For another — and this is particularly depressing — Loughner’s assault is compelling because it’s an outlier.  Not only are mass murders like his unusual, but the circumstances involved are so bizarrely compelling (paranoid schizophrenic writes about weird shit and tries to kill a Congresscritter!) that we can’t help but obsess over it.  Meanwhile, to Balko’s anguish, SWAT teams botch drug warrants and kill innocents every fuckin’ day.  We don’t care any more; we’ve long passed the point of outrage fatigue over some jumped-up high school bully with an MP5 center-punching a frightened puppy who “looked like a pit bull and was coming right for me” that we just tune that shit out, and newspaper editors know that.  But people with mental illnesses and Glock 17s are unusual enough to be zOMG TEH SCARY, so we focus on them.

Would that all of the above were otherwise.

——

A few unreferenced footnotes:

1. Yes, I did receive one of those “words none of your friends is likely to know” dictionaries for Christmas, whence comes “flagitious”.  I’m just sharin’ the wealth a little here; I’m told that’s a good thing.

2. Radley Balko writes on the same topic I just addressed, though a couple days earlier:

Let’s get the obvious out of the way, here: Initiating violence against government officials and politicians is wrongheaded, immoral, futile, and counterproductive to any anti-government cause. As is encouraging or praising others who do. I ban anyone who engages in that kind of talk here.

But it’s worth remembering that the government initiates violence against its own citizens every day in this country, citizens who pose no threat or harm to anyone else.

For this, Andrew Sullivan lumps him in with (among others) Byron York and Jonah Goldberg in a post titled “The Right Doubles Down“.

Radley Balko?  “The Right”?  What the throbbing blue-veined fuck?

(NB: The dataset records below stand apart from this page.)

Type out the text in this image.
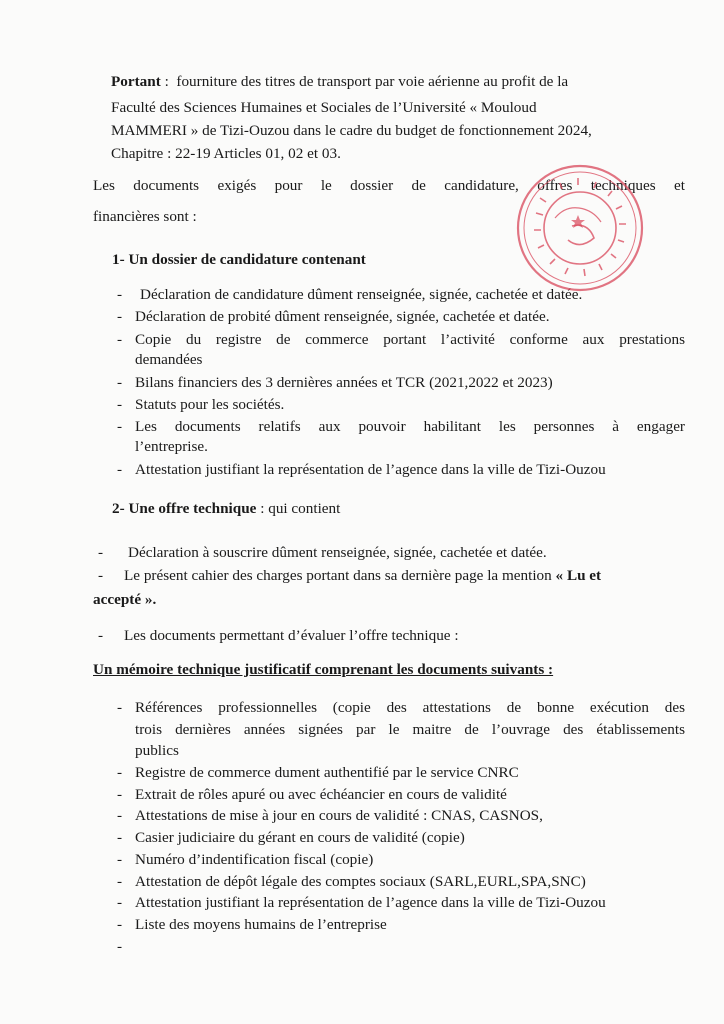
Portant : fourniture des titres de transport par voie aérienne au profit de la
Faculté des Sciences Humaines et Sociales de l’Université « Mouloud
MAMMERI » de Tizi-Ouzou dans le cadre du budget de fonctionnement 2024,
Chapitre : 22-19 Articles 01, 02 et 03.
Les documents exigés pour le dossier de candidature, offres techniques et
financières sont :
1- Un dossier de candidature contenant
- Déclaration de candidature dûment renseignée, signée, cachetée et datée.
- Déclaration de probité dûment renseignée, signée, cachetée et datée.
- Copie du registre de commerce portant l’activité conforme aux prestations
demandées
- Bilans financiers des 3 dernières années et TCR (2021,2022 et 2023)
- Statuts pour les sociétés.
- Les documents relatifs aux pouvoir habilitant les personnes à engager
l’entreprise.
- Attestation justifiant la représentation de l’agence dans la ville de Tizi-Ouzou
2- Une offre technique : qui contient
- Déclaration à souscrire dûment renseignée, signée, cachetée et datée.
- Le présent cahier des charges portant dans sa dernière page la mention « Lu et
accepté ».
- Les documents permettant d’évaluer l’offre technique :
Un mémoire technique justificatif comprenant les documents suivants :
- Références professionnelles (copie des attestations de bonne exécution des
trois dernières années signées par le maitre de l’ouvrage des établissements
publics
- Registre de commerce dument authentifié par le service CNRC
- Extrait de rôles apuré ou avec échéancier en cours de validité
- Attestations de mise à jour en cours de validité : CNAS, CASNOS,
- Casier judiciaire du gérant en cours de validité (copie)
- Numéro d’indentification fiscal (copie)
- Attestation de dépôt légale des comptes sociaux (SARL,EURL,SPA,SNC)
- Attestation justifiant la représentation de l’agence dans la ville de Tizi-Ouzou
- Liste des moyens humains de l’entreprise
-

3. Larry Correia zeros in (OMG ONOZ MORE VIOLENT IMAGERY!!!1!!!eleven) on an otherwise unremarked-upon aspect of “the narrative”:

An Arizona sheriff(you get one guess where he falls on the whole secure the border thing) issued a statement yesterday saying that “Arizona has become a Mecca for prejudice and bigotry”.

What is with these people? Do they wait for something awful to happen so that they can harness it to whatever their pet issue is? Yes. The white congresswoman and a bunch of white people were shot by a crazy white guy because of prejudice against Mexicans. Do these idiots ever listen to themselves? Wait… shouldn’t the sheriff have to apologize for using the word Mecca in a negative light?

You get one guess as to Mr. Correia’s ethnic background; no peeking!